Соустин достал из чемодана московские гостинцы: чай, сахар, несколько банок консервов, две палки сухой колбасы и даже Катины пирожки, к которым почти не притронулся в дороге. Сестра бочком смиренно поглядывала.
Потом, налив полнехонько обе рюмки, перекрестилась, стерла ладонью слезинку.
- Ну, дай-то бог, Коленька... со свиданьицем!
И выпили. Шумел семейно самовар; белый, тихий, спокойный день светился в окнах, в ледяных цветах. Какой-то давний, довоенный день, он - даже в яблочном запахе водки... Недовольный дед, наверно, хлопочет внизу, в пекарне. Может быть, сейчас собираться в сквер на гулянье с барышнями? Полупустую горенку обволакивали исчезнувшие, канувшие в небытие вещи. Мальчик на картинке удил рыбу. Умершие глухо, по-родственному обступали Соустина. Где же явь?
- Ты, Коленька, не смейся про антихриста: его люди видали в селе Пыркине. Передние копыта лошадиные, задние - коровьи.

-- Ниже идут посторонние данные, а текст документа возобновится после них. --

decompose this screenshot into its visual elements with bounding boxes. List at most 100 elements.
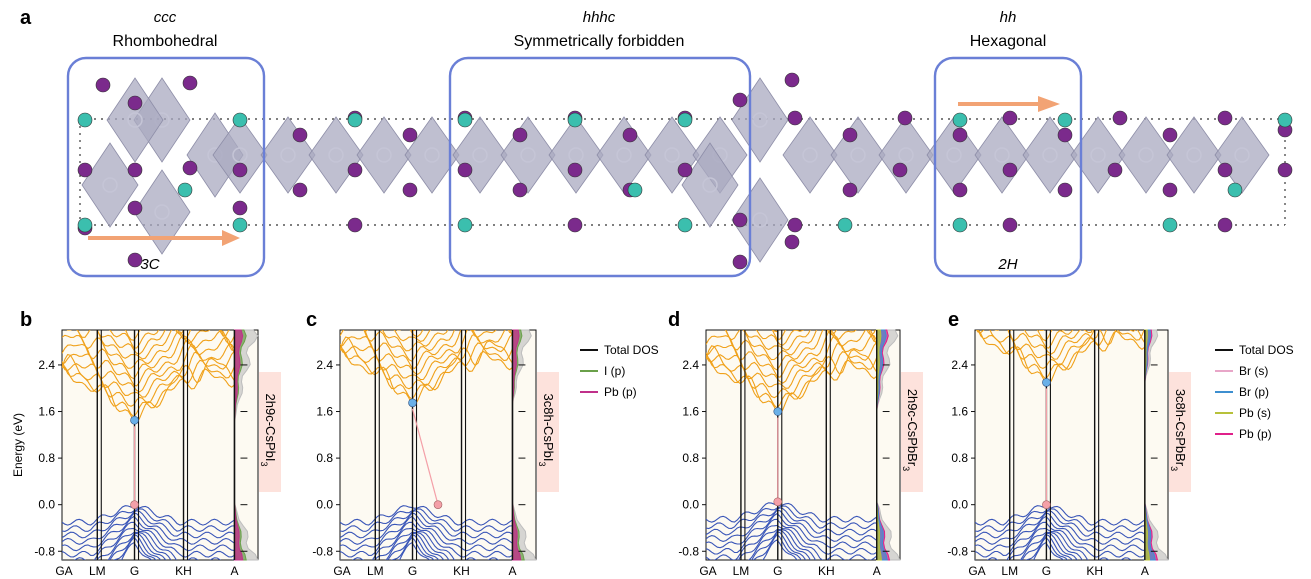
bands xyxy=(340,330,513,560)
cs-atom xyxy=(1227,182,1243,198)
panel-letter-b: b xyxy=(20,309,32,331)
cs-atom xyxy=(627,182,643,198)
cs-atom xyxy=(1277,112,1293,128)
k-tick-label: KH xyxy=(818,564,835,578)
halide-atom xyxy=(842,182,858,198)
cs-atom xyxy=(1162,217,1178,233)
valence-band xyxy=(340,515,513,552)
cs-atom xyxy=(952,217,968,233)
halide-atom xyxy=(952,182,968,198)
valence-band xyxy=(373,531,450,560)
pb-center xyxy=(472,147,488,163)
pb-center xyxy=(1186,147,1202,163)
dos-plot xyxy=(233,329,259,561)
band-panel-e: e 3c8h-CsPbBr3 2.4 1.6 0.8 0.0 -0.8GA LM G KH A Tot… xyxy=(947,309,1293,578)
cbm-marker xyxy=(130,415,139,425)
cs-atom xyxy=(1057,112,1073,128)
halide-atom xyxy=(1217,217,1233,233)
cs-atom xyxy=(677,112,693,128)
valence-band xyxy=(62,521,235,558)
region-box-hexagonal xyxy=(933,56,1083,278)
region-box-forbidden xyxy=(448,56,752,278)
panel-letter-d: d xyxy=(668,309,680,331)
halide-atom xyxy=(127,95,143,111)
valence-band xyxy=(62,508,235,532)
valence-band xyxy=(385,532,445,560)
conduction-band xyxy=(340,333,513,381)
k-tick-label: KH xyxy=(1086,564,1103,578)
material-label: 3c8h-CsPbBr3 xyxy=(1169,389,1188,471)
halide-atom xyxy=(127,252,143,268)
valence-band xyxy=(751,531,807,560)
y-tick-label: 2.4 xyxy=(951,358,968,372)
face-sharing-octahedron xyxy=(1070,116,1126,194)
y-tick-label: 0.8 xyxy=(316,451,333,465)
face-sharing-octahedron xyxy=(356,116,412,194)
k-tick-label: GA xyxy=(55,564,72,578)
y-tick-label: 0.8 xyxy=(951,451,968,465)
legend-entry: Pb (p) xyxy=(1239,427,1272,441)
legend-entry: Total DOS xyxy=(604,343,659,357)
cs-atom xyxy=(77,217,93,233)
legend-entry: Br (s) xyxy=(1239,364,1268,378)
band-panel-b: b 2h9c-CsPbI3 2.4 1.6 0.8 0.0 -0.8GA LM G KH A Ener… xyxy=(11,309,281,578)
conduction-band xyxy=(975,330,1145,386)
valence-band xyxy=(753,533,802,560)
cs-atom xyxy=(77,112,93,128)
dos-plot xyxy=(1144,329,1169,561)
pb-center xyxy=(752,212,768,228)
material-label: 2h9c-CsPbBr3 xyxy=(901,389,920,471)
conduction-band xyxy=(62,350,235,398)
region-boxes xyxy=(66,56,1083,278)
pb-center xyxy=(946,147,962,163)
valence-band xyxy=(95,531,172,560)
halide-atom xyxy=(787,217,803,233)
dos-plot xyxy=(876,329,901,561)
k-tick-label: A xyxy=(230,564,238,578)
conduction-band xyxy=(340,348,513,401)
corner-sharing-octahedron xyxy=(106,77,164,163)
material-label-bg xyxy=(901,372,923,492)
region-labels: ccc Rhombohedral hhhc Symmetrically forb… xyxy=(113,9,1047,273)
vbm-marker xyxy=(130,500,139,509)
legend-entry: I (p) xyxy=(604,364,625,378)
halide-atom xyxy=(732,254,748,270)
halide-atom xyxy=(512,182,528,198)
material-label: 2h9c-CsPbI3 xyxy=(259,394,278,467)
halide-atom xyxy=(1217,110,1233,126)
conduction-band xyxy=(66,330,235,369)
band-gap-arrow xyxy=(411,408,439,505)
cs-atom xyxy=(232,112,248,128)
y-tick-label: 1.6 xyxy=(951,405,968,419)
corner-sharing-octahedron xyxy=(81,142,139,228)
valence-band xyxy=(340,521,513,558)
material-label: 3c8h-CsPbI3 xyxy=(537,394,556,467)
cbm-marker xyxy=(1042,378,1051,387)
region-name-hexagonal: Hexagonal xyxy=(970,33,1047,50)
conduction-band xyxy=(393,330,432,342)
valence-band xyxy=(747,529,812,560)
y-tick-label: 2.4 xyxy=(682,358,699,372)
face-sharing-octahedron xyxy=(974,116,1030,194)
halide-atom xyxy=(1162,127,1178,143)
face-sharing-octahedron xyxy=(260,116,316,194)
crystal-structure xyxy=(77,72,1293,270)
halide-atom xyxy=(292,182,308,198)
halide-atom xyxy=(892,162,908,178)
corner-sharing-octahedron xyxy=(133,169,191,255)
conduction-band xyxy=(109,330,160,349)
corner-sharing-octahedron xyxy=(681,142,739,228)
valence-band xyxy=(975,508,1145,532)
pb-center xyxy=(994,147,1010,163)
valence-band xyxy=(706,518,877,555)
conduction-band xyxy=(744,330,829,351)
halide-atom xyxy=(567,162,583,178)
y-tick-label: 1.6 xyxy=(38,405,55,419)
valence-band xyxy=(706,505,877,530)
conduction-band xyxy=(1038,330,1045,331)
bands xyxy=(62,330,235,560)
cs-atom xyxy=(567,112,583,128)
k-tick-label: GA xyxy=(333,564,350,578)
valence-band xyxy=(706,507,877,536)
conduction-band xyxy=(977,330,1145,370)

У сестры не нашлось даже желания задать ему самый неизбежный вопрос: куда все это идет, теперешнее, и чем кончится? Так придавленно убого жил ее ум. Она рассказывала ему про полувымерший мшанский мирок, про родичей и знакомых, сразу воодушевившись, как только дошел до них разговор,- в этом сосредоточился, вероятно, главный интерес ее жизни. Кто помер, кто женился, кто на себя сделал покушение, кто скрылся без вести, кто уехал в дальние края, в Москву или Сибирь, кто добился такой-то большой должности. Хотя сестра, по всей видимости, и глубоко отрицала современный строй, но к большим должностям относилась с завистливым почтением, а слово "комиссар" произносила благоговейным шепотом.
И - рюмка за рюмкой - полузабытый мирок этот начал сладко затягивать, разгорячать и Соустина. Перед ним ожила Пензенская улица, как виделась она в юности,- расположенная на круче, высоко над Лягушечьей слободой, с высокими каменными домами, принадлежащими людям благородного - чиновного или купеческого - звания. В палисадниках играли гитары, за каменными окнами прятались гордые недотроги-красавицы, или они гуляли в садах, которые сползали райскою гущей яблонь до самой Мши, где всклень, вровень с берегами неслась обильная вода. Когда Колька, великовозрастный босой дылда, проезжал этой улицей на возу с калачами, он от стыда напяливал картузишко на самые глаза и уродовал гримасой лицо, чтоб его не узнали. В те времена он до лихорадки начитывался Гамсуном. В баньке, на заднем дворе, потихоньку от деда хоронил свои колбочки, препараты, разные порошки для научных опытов и однажды чуть не умылся азотной кислотой.